Defense Secretary James Mattis focused on the nuclear threat from North Korea in his first overseas trip Thursday, sending a signal about U.S. defense priorities at the outset of the Trump administration.

Mattis began a lightning-fast visit to Asia this week — the first foreign trip by a member of President Trump’s still-incomplete Cabinet — less than two weeks after being sworn in as the Pentagon boss.

After touching down in Seoul, Mattis met with senior officials in the South Korean capital, including Hwang Kyo-ahn, the acting president. The retired Marine general’s visit takes place at a time of political upheaval in South Korea caused by a major political scandal as the Constitutional Court considers whether to uphold lawmakers’ vote to impeach President Park Geun-hye.

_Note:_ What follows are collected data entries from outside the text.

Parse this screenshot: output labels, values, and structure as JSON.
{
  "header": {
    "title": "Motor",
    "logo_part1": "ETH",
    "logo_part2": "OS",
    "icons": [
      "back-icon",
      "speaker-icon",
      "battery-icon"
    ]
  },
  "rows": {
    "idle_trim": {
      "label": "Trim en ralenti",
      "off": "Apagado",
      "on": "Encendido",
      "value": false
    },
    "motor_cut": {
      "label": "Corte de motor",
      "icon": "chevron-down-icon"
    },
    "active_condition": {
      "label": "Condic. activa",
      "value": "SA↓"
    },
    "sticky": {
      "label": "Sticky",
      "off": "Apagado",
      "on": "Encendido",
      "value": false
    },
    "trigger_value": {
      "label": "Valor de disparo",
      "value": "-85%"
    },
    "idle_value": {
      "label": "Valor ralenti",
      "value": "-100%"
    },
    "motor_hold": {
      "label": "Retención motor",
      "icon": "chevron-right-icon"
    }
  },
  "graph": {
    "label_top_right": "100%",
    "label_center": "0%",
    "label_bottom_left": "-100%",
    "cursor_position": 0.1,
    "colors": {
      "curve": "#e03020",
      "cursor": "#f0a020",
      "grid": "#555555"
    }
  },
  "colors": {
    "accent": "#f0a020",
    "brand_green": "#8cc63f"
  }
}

Speaking to reporters before his arrival, Mattis said he would use the talks in Seoul, and those later in the week in Tokyo, to solicit the views of South Korean and Japanese leaders about how best to mitigate the threat from Pyongyang. “Together we confront the North Korean situation,” he said of the two U.S. allies.

The visit is an indication of mounting worry about what Mattis described as unpredictable actions by North Korea. Kim Jong Un, North Korea’s young leader, suggested at the beginning of the year that his country would soon be ready to test an intercontinental ballistic missile (ICBM), making a strike on the United States possible.

North Korea’s secretive leadership has already conducted five nuclear tests — the most recent in September — stoking U.S. worries about the country’s offensive ability.

Patrick Cronin, a scholar at the Center for a New American Security, said that despite sanctions and dire poverty, North Korea was “on the cusp of being able to demonstrate and deploy all the sinews of a nuclear-weapon state.”

“Indeed, within the span of President Trump’s current four-year term in office, it is probable that Pyongyang will deploy a mobile, nuclear-tipped ICBM capable of striking U.S. territory,” he said.

Last month, then-Defense Secretary Ashton B. Carter said the United States would shoot down an ICBM from North Korea only if it posed a direct threat.

How the Trump administration will approach that prospect remains unclear. While Trump has tweeted North Korean development of a nuclear-capable missile able to strike U.S. soil “won’t happen,” he has also made isolationist comments and suggested that non-nuclear states should be able to acquire nuclear weapons.

Mattis declined to say what additional actions the U.S. might take in an attempt to rein in North Korea. He did say he would address deployment of the Terminal High Altitude Aerial Defense system, or THAAD, with Korean officials.

“If it were not for the provocative behavior of North Korea, we would have no need for THAAD out here,” Mattis said.

With South Korean elections on the horizon and China continuing to demonstrate its opposition to the defense system, the future of the THAAD is likewise uncertain.

A former head of U.S. Central Command, Mattis has spent much of his career focused on military issues in the Middle East, and said his first trip would seek to update him on the challenges in the Asia-Pacific region.

Mattis’ support for the U.S. alliance with South Korea and Japan will go some ways toward assuaging fears among Asian allies, rattled by political tumult in America and Trump’s questioning of U.S. military partnerships in the region. The president has also pulled out of a major trade deal with Asian allies.

The trip takes place amid broader tumult in U.S. foreign policy, as Trump and his advisers threaten Iran and deliver jolts to relationships with allies such as Mexico.